Judiciário
Na crise militar de 77, Supremo foi testemunha das mudanças no governo
Geisel disse para o novo comandante do Exército, em 1977, bater continência para o presidente do STF
A demissão do ministro da Defesa e a renúncia dos comandantes do Exército, Marinha e Aeronáutica evocaram a lembrança da saída de Sylvio Frota do Comando do Exército durante a ditadura militar. A busca de alguma referência histórica, contudo, esbarra nas diferenças evidentes entre os episódios, a começar pela saída de todos os comandantes de uma só vez ou pelo fato de que, no passado, a crise foi debelada pelo presidente da República, Ernesto Geisel, enquanto no presente a crise nasceu no Palácio do Planalto. Há outras diferenças simbólicas que evidenciam como a Presidência da República se relaciona hoje de forma menos deferente aos demais poderes do que no passado.
No dia 12 de outubro de 1977, os presidentes da Câmara, do Senado e do Supremo receberam um telefonema do Palácio do Planalto. Os três – deputado Marco Maciel, senador Petrônio Portella e o ministro Thompson Flores – foram chamados pela manhã pelo presidente da República, Ernesto Geisel, a se dirigirem imediatamente ao Palácio.
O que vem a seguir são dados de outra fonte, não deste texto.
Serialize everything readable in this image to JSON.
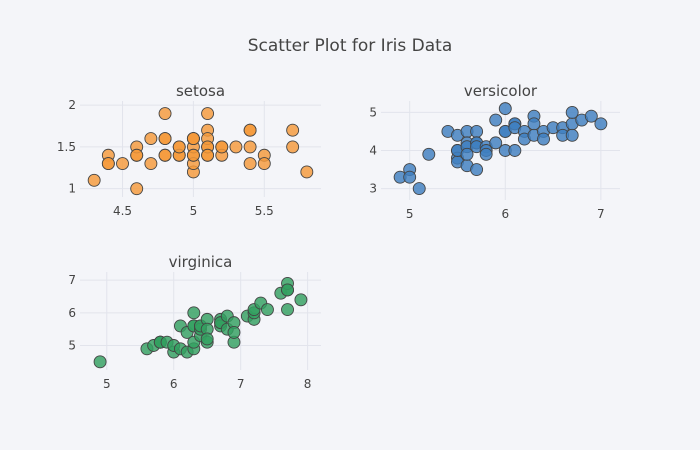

Chegando lá, o primeiro impacto. Onde hoje estão os espelhos d’água que protegem a frente do Palácio, havia dois tanques. Ao adentrarem o prédio, mais sinais da crise instalada entre a Presidência da República e o Comando do Exército: vários soldados armados com metralhadoras.
Os presidentes da Câmara, Senado e Supremo sobem ao gabinete de Golbery do Couto e Silva, chefe do gabinete civil. Ali são avisados de que o presidente os aguardava. Os três foram levados para um dos salões do Palácio do Planalto. Por volta de 9h, a razão da reunião dos presidentes dos poderes chega: o general Sylvio Frota é chamado por Geisel e, na frente de todos, é demitido.
Frota e Geisel divergiam sobre os rumos da ditadura militar. Enquanto o primeiro era um representante da “linha dura”, o presidente da República trabalhava pela abertura política “lenta e gradual”. Frota mobilizou aliados no Congresso para fazer frente aos planos do governo. E por isso foi demitido por Geisel. Com testemunhas.
À tarde, os três são chamados novamente ao Palácio para a posse do substituto de Frota, o general Fernando Belfort Bethlem. Em cerimônia breve, o presidente fez um discurso de poucas linhas: “Desejo nessa oportunidade transmitir os meus votos de felicidade pessoal e o desejo de que cumpra sua missão, mantendo a união do Exército para o bem dessa importante instituição do País que, junto com a Aeronáutica e a Marinha, têm o pesado encargo de assegurar a nossa sobrevivência como nação no âmbito internacional e assegurar a ordem e a estabilidade dentro do País”.
Bethlem agradeceu o convite em também curto discurso. E recebeu as primeiras ordens de Geisel, conforme relatos pessoais que estão guardados na memória de quem viveu aquele momento. O presidente alinhara ao seu lado direito os presidentes do Senado, da Câmara e do Supremo. Encerrados os discursos protocolares, determinou que Bethlem jurasse cumprir a Constituição e que batesse continência aos presidentes dos demais poderes. Numa clara demonstração de apreço do presidente da República pelos presidentes e instituições de Estado.
Dias depois de sua posse, o general Bethlem faz uma visita de cortesia ao presidente do STF. E logo no mês seguinte, em gesto inédito, Geisel foi ao tribunal para assistir à sessão solene em comemoração dos 150 anos do STF, acompanhado de todo o seu ministério.
Voltando ao presente. Nos próximos dias, o novo ministro da Defesa, general Braga Netto, deve visitar alguns dos ministros do Supremo com a intenção de comunicar os fundamentos que movem as Forças Armadas e de reafirmar o cumprimento do papel constitucional. Alguns dos ministros não estarão em Brasília. Na semana passada, as primeiras explicações para a troca de todo o comando militar foram prestadas pelo demissionário Fernando Azevedo. Os presidentes da Câmara e do Senado, ao contrário, foram avisados das mudanças com antecedência. Bolsonaro só fez contato com o tribunal depois do fato consumado e das dúvidas pairarem no ar.
*A coluna ExCelso é um espaço para lembrarmos e discutirmos a história do Supremo Tribunal Federal por meio de imagens, documentos, entrevistas, livros. A coluna é publicada semanalmente e traz em seu nome uma referência ao ex-ministro Celso de Mello, que atuou como a memória do tribunal durante seus anos como decano. Quem assistia às sessões se acostumou às suas referências que, não raro, iam até o Império e às Ordenações Filipinas, do século XVI.